Volvo, Mitsubishi, Road & Track among brands predicted to disappear from US next year

24/7 Wall St., a financial news and opinion website, has identified 10 big brands that it believes will disappear from the US market within the next 18 months. The list "reflects how industry trends can accelerate the demise of certain brands," says the publication, noting the "brutally competitive nature of certain industries and the importance of not falling behind in efficiency, innovation or financing." Failure of a brand may happen for a variety of reasons, but the website points out that declining sales, rising costs, losing market share and a loss of customers are nails in an impending coffin.

According to the report, automotive brands with market shares under half a percent cannot remain competitive against giants like Volkswagen Group, Toyota, General Motors and Daimler AG. Citing the loss of Suzuki when it filed for bankruptcy last year, the website is predicting that Volvo and Mitsubishi will follow, exiting the US by the end of 2014. Mitsubishi's sales were down 15.51 percent in April - making it the weakest performing automaker on our monthly By the Numbers roundup.

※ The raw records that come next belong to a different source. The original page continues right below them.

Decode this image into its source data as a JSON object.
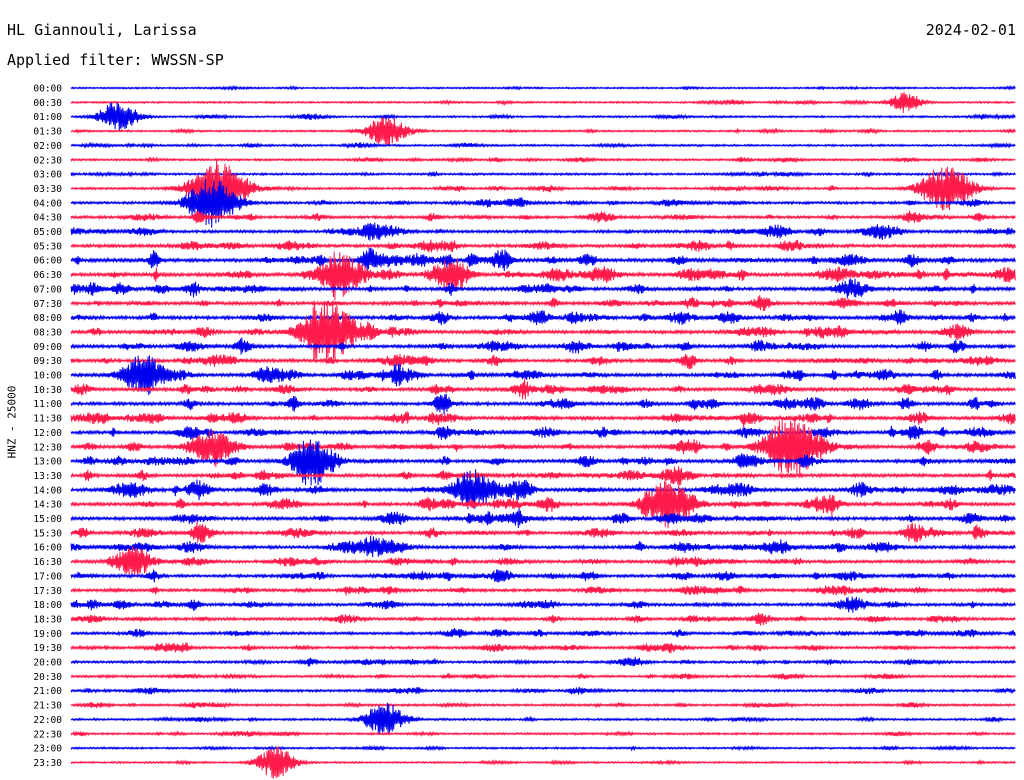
{
  "header": {
    "station": "HL Giannouli, Larissa",
    "date": "2024-02-01",
    "filter": "Applied filter: WWSSN-SP"
  },
  "chart_data": {
    "type": "line",
    "ylabel": "HNZ - 25000",
    "rows": [
      "00:00",
      "00:30",
      "01:00",
      "01:30",
      "02:00",
      "02:30",
      "03:00",
      "03:30",
      "04:00",
      "04:30",
      "05:00",
      "05:30",
      "06:00",
      "06:30",
      "07:00",
      "07:30",
      "08:00",
      "08:30",
      "09:00",
      "09:30",
      "10:00",
      "10:30",
      "11:00",
      "11:30",
      "12:00",
      "12:30",
      "13:00",
      "13:30",
      "14:00",
      "14:30",
      "15:00",
      "15:30",
      "16:00",
      "16:30",
      "17:00",
      "17:30",
      "18:00",
      "18:30",
      "19:00",
      "19:30",
      "20:00",
      "20:30",
      "21:00",
      "21:30",
      "22:00",
      "22:30",
      "23:00",
      "23:30"
    ],
    "row_activity": [
      0.15,
      0.2,
      0.25,
      0.25,
      0.3,
      0.35,
      0.35,
      0.4,
      0.55,
      0.6,
      0.7,
      0.8,
      1.0,
      1.0,
      0.9,
      0.85,
      0.85,
      0.85,
      0.85,
      0.85,
      0.85,
      0.85,
      0.85,
      0.85,
      0.85,
      0.85,
      0.85,
      0.85,
      0.85,
      0.85,
      0.85,
      0.8,
      0.8,
      0.75,
      0.75,
      0.7,
      0.7,
      0.65,
      0.6,
      0.55,
      0.5,
      0.45,
      0.45,
      0.4,
      0.35,
      0.3,
      0.25,
      0.2
    ],
    "events": [
      {
        "row": 2,
        "minute": 1.5,
        "amp": 2.0
      },
      {
        "row": 3,
        "minute": 10.0,
        "amp": 2.0
      },
      {
        "row": 1,
        "minute": 26.5,
        "amp": 1.3
      },
      {
        "row": 7,
        "minute": 4.7,
        "amp": 3.5
      },
      {
        "row": 7,
        "minute": 27.8,
        "amp": 3.0
      },
      {
        "row": 8,
        "minute": 4.5,
        "amp": 3.0
      },
      {
        "row": 13,
        "minute": 8.5,
        "amp": 2.5
      },
      {
        "row": 13,
        "minute": 12.0,
        "amp": 2.0
      },
      {
        "row": 17,
        "minute": 8.2,
        "amp": 3.5
      },
      {
        "row": 20,
        "minute": 2.3,
        "amp": 2.5
      },
      {
        "row": 25,
        "minute": 4.5,
        "amp": 2.5
      },
      {
        "row": 25,
        "minute": 23.0,
        "amp": 3.5
      },
      {
        "row": 26,
        "minute": 7.7,
        "amp": 2.5
      },
      {
        "row": 28,
        "minute": 12.8,
        "amp": 2.5
      },
      {
        "row": 29,
        "minute": 19.0,
        "amp": 3.0
      },
      {
        "row": 33,
        "minute": 2.0,
        "amp": 2.0
      },
      {
        "row": 44,
        "minute": 10.0,
        "amp": 2.0
      },
      {
        "row": 47,
        "minute": 6.5,
        "amp": 2.0
      }
    ],
    "colors": {
      "even_rows": "#0000ee",
      "odd_rows": "#ff1a4a",
      "text": "#000000"
    }
  }
}
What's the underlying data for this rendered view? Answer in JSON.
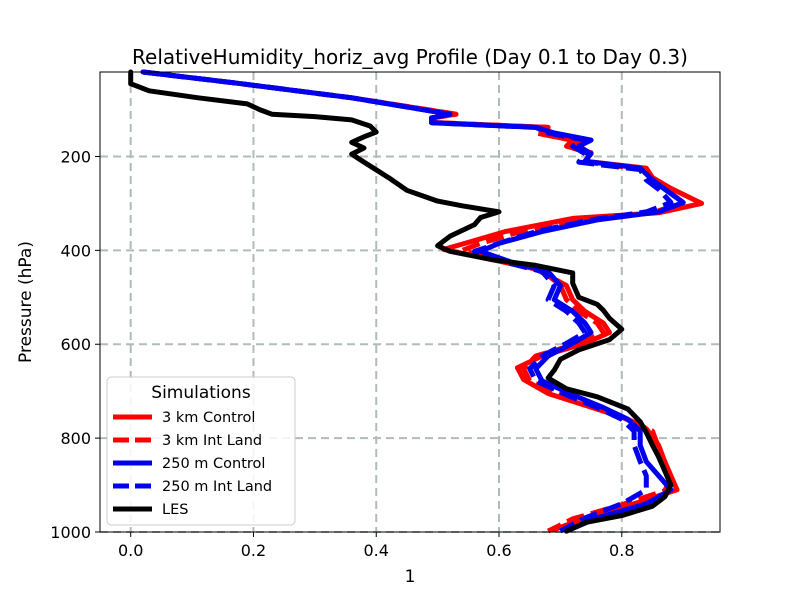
{
  "chart_data": {
    "type": "line",
    "title": "RelativeHumidity_horiz_avg Profile (Day 0.1 to Day 0.3)",
    "xlabel": "1",
    "ylabel": "Pressure (hPa)",
    "xlim": [
      -0.05,
      0.96
    ],
    "ylim": [
      1000,
      20
    ],
    "y_inverted": true,
    "xticks": [
      0.0,
      0.2,
      0.4,
      0.6,
      0.8
    ],
    "xtick_labels": [
      "0.0",
      "0.2",
      "0.4",
      "0.6",
      "0.8"
    ],
    "yticks": [
      200,
      400,
      600,
      800,
      1000
    ],
    "ytick_labels": [
      "200",
      "400",
      "600",
      "800",
      "1000"
    ],
    "grid": true,
    "legend": {
      "title": "Simulations",
      "location": "lower-left"
    },
    "series": [
      {
        "name": "3 km Control",
        "color": "#ff0000",
        "dash": "solid",
        "points": [
          [
            0.02,
            20
          ],
          [
            0.18,
            45
          ],
          [
            0.36,
            75
          ],
          [
            0.53,
            110
          ],
          [
            0.49,
            118
          ],
          [
            0.5,
            128
          ],
          [
            0.68,
            138
          ],
          [
            0.67,
            152
          ],
          [
            0.73,
            168
          ],
          [
            0.71,
            178
          ],
          [
            0.75,
            192
          ],
          [
            0.74,
            210
          ],
          [
            0.84,
            225
          ],
          [
            0.85,
            245
          ],
          [
            0.88,
            268
          ],
          [
            0.93,
            300
          ],
          [
            0.86,
            320
          ],
          [
            0.72,
            332
          ],
          [
            0.61,
            360
          ],
          [
            0.55,
            383
          ],
          [
            0.51,
            398
          ],
          [
            0.59,
            420
          ],
          [
            0.66,
            440
          ],
          [
            0.71,
            475
          ],
          [
            0.72,
            505
          ],
          [
            0.74,
            530
          ],
          [
            0.77,
            555
          ],
          [
            0.78,
            575
          ],
          [
            0.74,
            598
          ],
          [
            0.67,
            625
          ],
          [
            0.63,
            650
          ],
          [
            0.64,
            675
          ],
          [
            0.68,
            705
          ],
          [
            0.74,
            730
          ],
          [
            0.8,
            755
          ],
          [
            0.84,
            780
          ],
          [
            0.86,
            815
          ],
          [
            0.87,
            850
          ],
          [
            0.88,
            880
          ],
          [
            0.89,
            910
          ],
          [
            0.82,
            940
          ],
          [
            0.74,
            970
          ],
          [
            0.69,
            995
          ]
        ]
      },
      {
        "name": "3 km Int Land",
        "color": "#ff0000",
        "dash": "dashed",
        "points": [
          [
            0.02,
            20
          ],
          [
            0.18,
            45
          ],
          [
            0.36,
            75
          ],
          [
            0.53,
            110
          ],
          [
            0.49,
            118
          ],
          [
            0.5,
            128
          ],
          [
            0.68,
            138
          ],
          [
            0.66,
            150
          ],
          [
            0.72,
            165
          ],
          [
            0.71,
            178
          ],
          [
            0.75,
            194
          ],
          [
            0.74,
            212
          ],
          [
            0.84,
            228
          ],
          [
            0.85,
            248
          ],
          [
            0.87,
            268
          ],
          [
            0.9,
            298
          ],
          [
            0.85,
            320
          ],
          [
            0.74,
            335
          ],
          [
            0.63,
            362
          ],
          [
            0.57,
            385
          ],
          [
            0.54,
            400
          ],
          [
            0.6,
            422
          ],
          [
            0.67,
            442
          ],
          [
            0.7,
            475
          ],
          [
            0.71,
            505
          ],
          [
            0.73,
            530
          ],
          [
            0.76,
            555
          ],
          [
            0.77,
            575
          ],
          [
            0.73,
            598
          ],
          [
            0.66,
            625
          ],
          [
            0.64,
            652
          ],
          [
            0.65,
            678
          ],
          [
            0.7,
            708
          ],
          [
            0.76,
            735
          ],
          [
            0.81,
            760
          ],
          [
            0.85,
            785
          ],
          [
            0.86,
            820
          ],
          [
            0.87,
            855
          ],
          [
            0.88,
            885
          ],
          [
            0.87,
            912
          ],
          [
            0.8,
            942
          ],
          [
            0.72,
            972
          ],
          [
            0.68,
            998
          ]
        ]
      },
      {
        "name": "250 m Control",
        "color": "#0000ee",
        "dash": "solid",
        "points": [
          [
            0.02,
            20
          ],
          [
            0.18,
            45
          ],
          [
            0.36,
            75
          ],
          [
            0.52,
            110
          ],
          [
            0.49,
            118
          ],
          [
            0.49,
            128
          ],
          [
            0.66,
            138
          ],
          [
            0.69,
            150
          ],
          [
            0.75,
            165
          ],
          [
            0.73,
            178
          ],
          [
            0.75,
            194
          ],
          [
            0.74,
            210
          ],
          [
            0.83,
            225
          ],
          [
            0.85,
            250
          ],
          [
            0.87,
            270
          ],
          [
            0.9,
            298
          ],
          [
            0.86,
            318
          ],
          [
            0.76,
            335
          ],
          [
            0.67,
            360
          ],
          [
            0.6,
            385
          ],
          [
            0.57,
            402
          ],
          [
            0.62,
            425
          ],
          [
            0.68,
            445
          ],
          [
            0.7,
            475
          ],
          [
            0.69,
            505
          ],
          [
            0.72,
            530
          ],
          [
            0.74,
            555
          ],
          [
            0.75,
            575
          ],
          [
            0.72,
            598
          ],
          [
            0.68,
            625
          ],
          [
            0.66,
            652
          ],
          [
            0.67,
            678
          ],
          [
            0.72,
            708
          ],
          [
            0.77,
            735
          ],
          [
            0.81,
            760
          ],
          [
            0.83,
            785
          ],
          [
            0.83,
            815
          ],
          [
            0.84,
            850
          ],
          [
            0.86,
            880
          ],
          [
            0.88,
            910
          ],
          [
            0.84,
            940
          ],
          [
            0.76,
            970
          ],
          [
            0.71,
            998
          ]
        ]
      },
      {
        "name": "250 m Int Land",
        "color": "#0000ee",
        "dash": "dashed",
        "points": [
          [
            0.02,
            20
          ],
          [
            0.18,
            45
          ],
          [
            0.36,
            75
          ],
          [
            0.52,
            110
          ],
          [
            0.49,
            118
          ],
          [
            0.49,
            128
          ],
          [
            0.66,
            138
          ],
          [
            0.68,
            150
          ],
          [
            0.74,
            165
          ],
          [
            0.72,
            178
          ],
          [
            0.74,
            194
          ],
          [
            0.73,
            212
          ],
          [
            0.83,
            228
          ],
          [
            0.84,
            250
          ],
          [
            0.86,
            270
          ],
          [
            0.88,
            298
          ],
          [
            0.84,
            318
          ],
          [
            0.75,
            335
          ],
          [
            0.66,
            360
          ],
          [
            0.6,
            385
          ],
          [
            0.56,
            402
          ],
          [
            0.61,
            425
          ],
          [
            0.67,
            445
          ],
          [
            0.69,
            475
          ],
          [
            0.68,
            505
          ],
          [
            0.71,
            530
          ],
          [
            0.73,
            555
          ],
          [
            0.74,
            575
          ],
          [
            0.71,
            598
          ],
          [
            0.67,
            625
          ],
          [
            0.65,
            652
          ],
          [
            0.66,
            678
          ],
          [
            0.71,
            708
          ],
          [
            0.76,
            735
          ],
          [
            0.8,
            760
          ],
          [
            0.82,
            785
          ],
          [
            0.82,
            815
          ],
          [
            0.83,
            850
          ],
          [
            0.84,
            880
          ],
          [
            0.84,
            910
          ],
          [
            0.8,
            940
          ],
          [
            0.74,
            970
          ],
          [
            0.7,
            998
          ]
        ]
      },
      {
        "name": "LES",
        "color": "#000000",
        "dash": "solid",
        "points": [
          [
            0.0,
            20
          ],
          [
            0.0,
            45
          ],
          [
            0.03,
            60
          ],
          [
            0.11,
            75
          ],
          [
            0.19,
            88
          ],
          [
            0.21,
            100
          ],
          [
            0.23,
            110
          ],
          [
            0.3,
            115
          ],
          [
            0.36,
            122
          ],
          [
            0.39,
            135
          ],
          [
            0.4,
            148
          ],
          [
            0.38,
            158
          ],
          [
            0.36,
            170
          ],
          [
            0.38,
            182
          ],
          [
            0.36,
            195
          ],
          [
            0.38,
            212
          ],
          [
            0.42,
            245
          ],
          [
            0.45,
            272
          ],
          [
            0.5,
            295
          ],
          [
            0.54,
            305
          ],
          [
            0.6,
            318
          ],
          [
            0.57,
            330
          ],
          [
            0.56,
            345
          ],
          [
            0.52,
            370
          ],
          [
            0.5,
            390
          ],
          [
            0.52,
            402
          ],
          [
            0.59,
            420
          ],
          [
            0.66,
            432
          ],
          [
            0.72,
            448
          ],
          [
            0.72,
            470
          ],
          [
            0.73,
            500
          ],
          [
            0.76,
            515
          ],
          [
            0.77,
            528
          ],
          [
            0.78,
            545
          ],
          [
            0.8,
            568
          ],
          [
            0.78,
            590
          ],
          [
            0.73,
            612
          ],
          [
            0.7,
            632
          ],
          [
            0.69,
            655
          ],
          [
            0.68,
            672
          ],
          [
            0.71,
            695
          ],
          [
            0.76,
            712
          ],
          [
            0.81,
            738
          ],
          [
            0.83,
            765
          ],
          [
            0.84,
            788
          ],
          [
            0.85,
            815
          ],
          [
            0.86,
            840
          ],
          [
            0.87,
            870
          ],
          [
            0.88,
            900
          ],
          [
            0.87,
            925
          ],
          [
            0.85,
            945
          ],
          [
            0.8,
            965
          ],
          [
            0.74,
            980
          ],
          [
            0.71,
            998
          ]
        ]
      }
    ]
  }
}
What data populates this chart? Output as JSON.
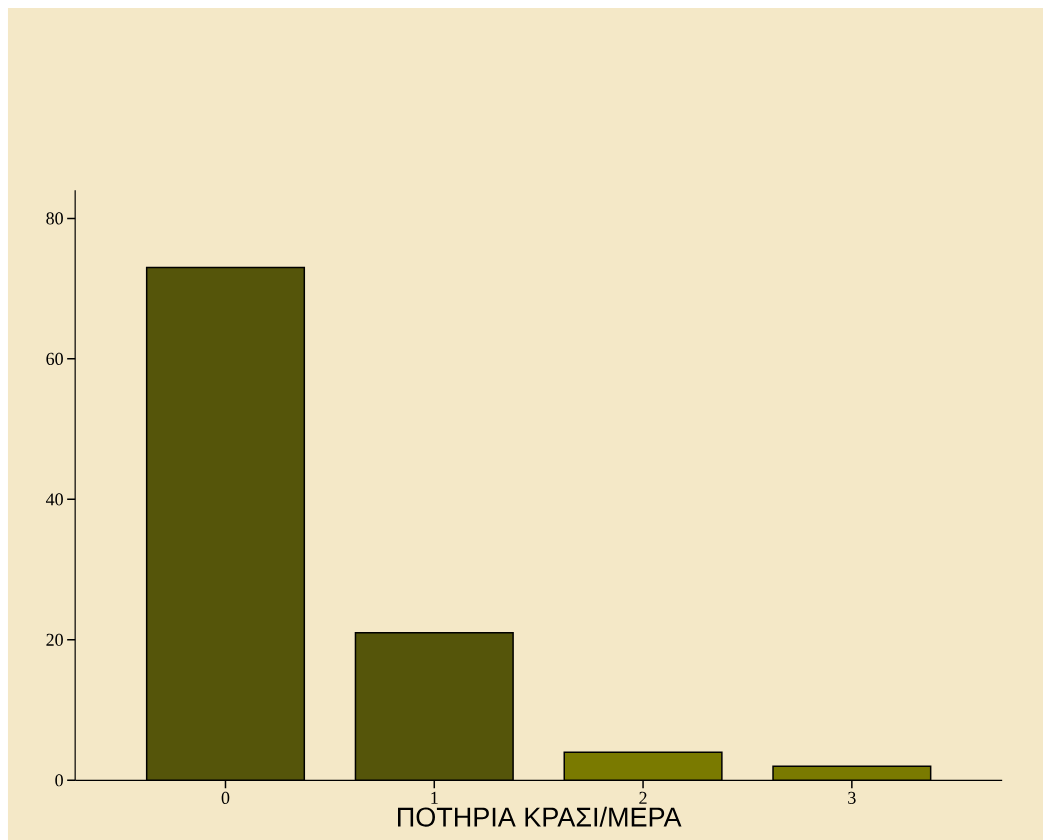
{
  "chart_data": {
    "type": "bar",
    "xlabel": "ΠΟΤΗΡΙΑ ΚΡΑΣΙ/ΜΕΡΑ",
    "categories": [
      "0",
      "1",
      "2",
      "3"
    ],
    "values": [
      73,
      21,
      4,
      2
    ],
    "colors": [
      "#55550a",
      "#55550a",
      "#7a7a00",
      "#7a7a00"
    ],
    "ylim": [
      0,
      84
    ],
    "yticks": [
      0,
      20,
      40,
      60,
      80
    ]
  }
}
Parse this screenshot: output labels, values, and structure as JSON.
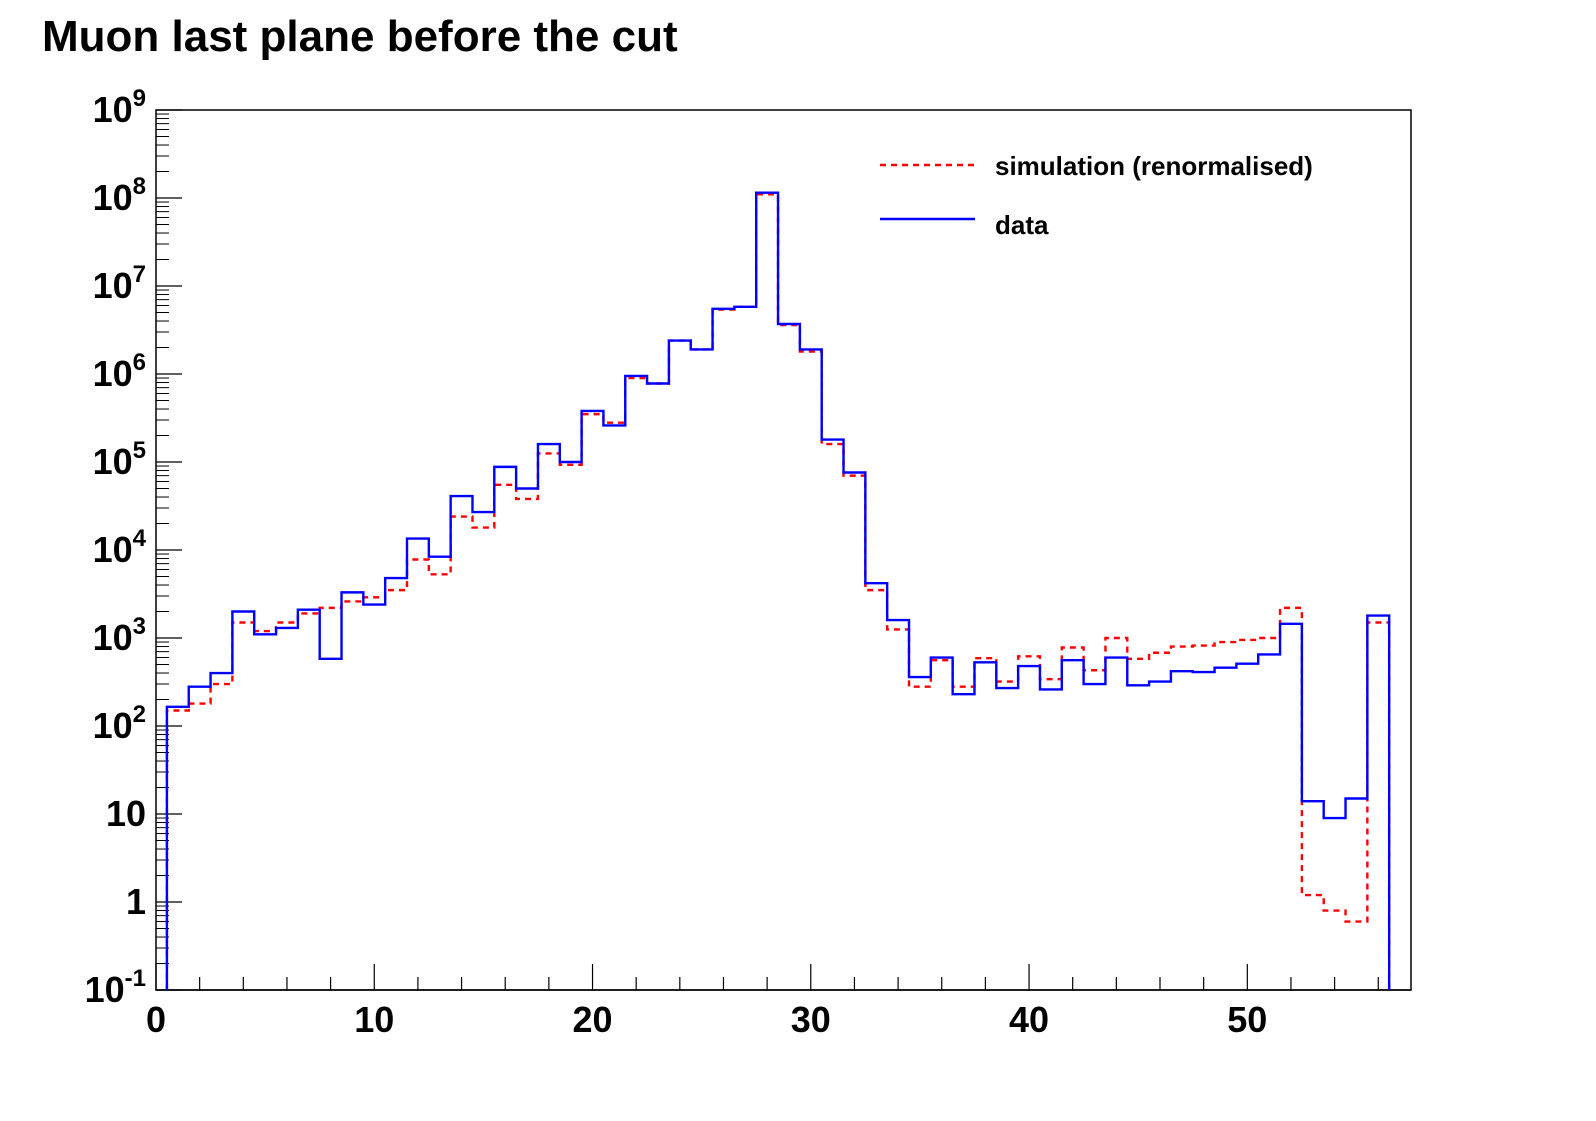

Another tough business sector is print advertising, as digital and online media avoid the legacy costs of materials, printing and distribution by truck and mail. 24/7 Wall St. called out Martha Stuart Living and Road & Track as two American brands living on borrowed time. It also predicts that Road & Track, celebrated as the oldest automobile magazine in the country (founded in 1947), will likely roll up with Car and Driver, as both brands are based in Ann Arbor, Michigan, and owned by the Hearst Corporation. However, R&T's editorial staff recently underwent a major turnover as the magazine relocated to the Mitten State from California, and Hearst backed a top-to-bottom revamp of the publication's print and online properties, suggesting that the media company believes there's life in the old girl yet.